Он подошёл ближе, взгляд дрожал от напряжения.
– Я не справился. Я пытался быть сильным, Рэн. Ради тебя. Ради нас. Но сейчас… я на грани.
Он взял меня за плечи, сжал бережно.
– Я люблю тебя. Чёрт побери, как же я тебя люблю. Я просто просчитался. Поверил, что смогу контролировать всё. Но если бы ты тогда, у стола… если бы ты сказала «нет» – я бы всё равно выбрал тебя.

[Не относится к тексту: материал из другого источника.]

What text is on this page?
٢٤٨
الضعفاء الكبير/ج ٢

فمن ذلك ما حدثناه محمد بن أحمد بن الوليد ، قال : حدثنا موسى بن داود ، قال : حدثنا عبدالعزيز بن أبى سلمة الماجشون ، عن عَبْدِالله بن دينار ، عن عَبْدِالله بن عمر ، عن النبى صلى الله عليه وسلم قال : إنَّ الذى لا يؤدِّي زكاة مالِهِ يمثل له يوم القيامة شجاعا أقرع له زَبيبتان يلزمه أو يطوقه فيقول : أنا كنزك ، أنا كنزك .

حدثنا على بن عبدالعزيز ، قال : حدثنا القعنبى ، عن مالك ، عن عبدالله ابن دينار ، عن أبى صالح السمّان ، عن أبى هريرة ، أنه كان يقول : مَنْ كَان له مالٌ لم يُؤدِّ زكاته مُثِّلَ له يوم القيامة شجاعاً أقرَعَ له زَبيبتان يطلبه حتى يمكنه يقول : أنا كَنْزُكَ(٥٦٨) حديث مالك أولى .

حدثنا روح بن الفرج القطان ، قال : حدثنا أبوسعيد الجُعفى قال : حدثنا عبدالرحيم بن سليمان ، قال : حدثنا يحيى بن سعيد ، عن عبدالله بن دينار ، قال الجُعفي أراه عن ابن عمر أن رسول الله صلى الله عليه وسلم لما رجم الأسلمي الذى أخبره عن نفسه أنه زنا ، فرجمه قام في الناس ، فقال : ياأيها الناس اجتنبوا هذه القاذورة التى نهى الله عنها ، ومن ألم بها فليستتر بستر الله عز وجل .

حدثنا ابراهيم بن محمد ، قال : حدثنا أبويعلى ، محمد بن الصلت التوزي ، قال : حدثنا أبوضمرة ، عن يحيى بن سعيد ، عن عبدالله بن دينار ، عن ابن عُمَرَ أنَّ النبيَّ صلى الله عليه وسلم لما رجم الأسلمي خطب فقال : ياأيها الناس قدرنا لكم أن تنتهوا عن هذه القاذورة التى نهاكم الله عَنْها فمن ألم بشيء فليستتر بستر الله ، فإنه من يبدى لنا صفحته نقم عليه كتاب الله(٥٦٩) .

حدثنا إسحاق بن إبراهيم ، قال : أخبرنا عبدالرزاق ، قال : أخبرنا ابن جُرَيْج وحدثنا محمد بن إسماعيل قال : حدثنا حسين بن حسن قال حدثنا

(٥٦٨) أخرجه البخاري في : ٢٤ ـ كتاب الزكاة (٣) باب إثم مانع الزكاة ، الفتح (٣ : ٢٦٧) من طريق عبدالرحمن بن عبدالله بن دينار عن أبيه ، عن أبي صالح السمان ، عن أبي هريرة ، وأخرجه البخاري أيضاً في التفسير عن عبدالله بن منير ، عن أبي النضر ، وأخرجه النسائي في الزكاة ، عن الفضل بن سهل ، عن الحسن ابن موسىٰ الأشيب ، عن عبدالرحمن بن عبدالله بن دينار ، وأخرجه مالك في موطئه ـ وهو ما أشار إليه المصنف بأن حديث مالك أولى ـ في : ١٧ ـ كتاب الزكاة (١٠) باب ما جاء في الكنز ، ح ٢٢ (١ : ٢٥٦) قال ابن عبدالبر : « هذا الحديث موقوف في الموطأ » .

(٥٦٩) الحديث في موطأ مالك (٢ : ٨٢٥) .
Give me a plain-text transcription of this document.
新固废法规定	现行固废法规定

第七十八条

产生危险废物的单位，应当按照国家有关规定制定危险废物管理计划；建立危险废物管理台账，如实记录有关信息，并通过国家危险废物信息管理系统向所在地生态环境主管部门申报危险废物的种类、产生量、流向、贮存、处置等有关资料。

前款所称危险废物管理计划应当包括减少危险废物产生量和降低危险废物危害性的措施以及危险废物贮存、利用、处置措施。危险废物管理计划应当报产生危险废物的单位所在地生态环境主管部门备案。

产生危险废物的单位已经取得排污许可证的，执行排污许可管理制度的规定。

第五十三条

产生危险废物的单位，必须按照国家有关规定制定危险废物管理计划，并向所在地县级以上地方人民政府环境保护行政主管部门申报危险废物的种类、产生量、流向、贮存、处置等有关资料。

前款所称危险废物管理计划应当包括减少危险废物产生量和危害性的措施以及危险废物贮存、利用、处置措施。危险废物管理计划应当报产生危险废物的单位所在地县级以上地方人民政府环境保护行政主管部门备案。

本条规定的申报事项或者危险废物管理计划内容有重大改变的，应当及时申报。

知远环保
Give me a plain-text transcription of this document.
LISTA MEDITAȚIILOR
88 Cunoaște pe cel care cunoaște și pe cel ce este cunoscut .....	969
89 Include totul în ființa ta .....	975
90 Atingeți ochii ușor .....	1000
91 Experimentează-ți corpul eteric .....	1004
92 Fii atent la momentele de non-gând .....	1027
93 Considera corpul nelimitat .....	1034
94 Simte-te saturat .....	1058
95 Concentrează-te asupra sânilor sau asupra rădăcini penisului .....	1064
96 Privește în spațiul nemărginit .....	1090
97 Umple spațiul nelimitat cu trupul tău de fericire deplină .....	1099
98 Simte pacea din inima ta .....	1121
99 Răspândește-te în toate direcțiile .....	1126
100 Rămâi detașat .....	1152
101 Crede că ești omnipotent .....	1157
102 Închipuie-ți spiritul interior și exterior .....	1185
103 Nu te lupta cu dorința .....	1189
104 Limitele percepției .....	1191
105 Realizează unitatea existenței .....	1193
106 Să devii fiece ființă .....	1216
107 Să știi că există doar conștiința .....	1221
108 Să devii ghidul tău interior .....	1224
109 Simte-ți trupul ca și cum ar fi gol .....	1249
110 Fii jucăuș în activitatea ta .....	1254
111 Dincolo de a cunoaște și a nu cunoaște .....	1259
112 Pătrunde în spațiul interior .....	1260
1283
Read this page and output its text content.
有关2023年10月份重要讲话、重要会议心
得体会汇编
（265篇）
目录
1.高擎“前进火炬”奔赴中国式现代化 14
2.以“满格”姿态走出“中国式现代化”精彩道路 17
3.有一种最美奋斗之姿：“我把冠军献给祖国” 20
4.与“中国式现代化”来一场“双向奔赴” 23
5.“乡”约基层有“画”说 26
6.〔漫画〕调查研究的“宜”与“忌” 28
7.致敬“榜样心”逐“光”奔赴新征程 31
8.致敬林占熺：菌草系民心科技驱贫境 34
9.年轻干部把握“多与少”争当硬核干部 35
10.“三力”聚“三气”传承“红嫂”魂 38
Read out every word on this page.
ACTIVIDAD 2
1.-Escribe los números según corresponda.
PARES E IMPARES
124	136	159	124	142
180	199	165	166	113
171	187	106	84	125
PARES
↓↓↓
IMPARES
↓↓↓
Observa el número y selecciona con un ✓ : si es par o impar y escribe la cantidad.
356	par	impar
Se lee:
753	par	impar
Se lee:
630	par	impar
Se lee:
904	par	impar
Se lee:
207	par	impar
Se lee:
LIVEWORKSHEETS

Я смотрела на него, и внутри снова возникала та боль, которую я так старалась заглушить.
– Всё это… не было честно. Ни передо мной. Ни перед тобой.
Он кивнул, сжав зубы.
– Я знаю. И поэтому прошу. Только одного. Не уходи сейчас. Дай мне шанс всё исправить. Я поговорю с отцом. Я поставлю всё на место. Скажу, что ты не обязана быть частью их игры.
Я вздохнула. Глубоко. Через боль.
– А если он не послушает?
– Тогда я уйду сам. Без денег. Без имени.
Он смотрел так искренне, что сердце сжалось.
– У тебя есть ещё шанс доказать и исправить все, Кай. Только один.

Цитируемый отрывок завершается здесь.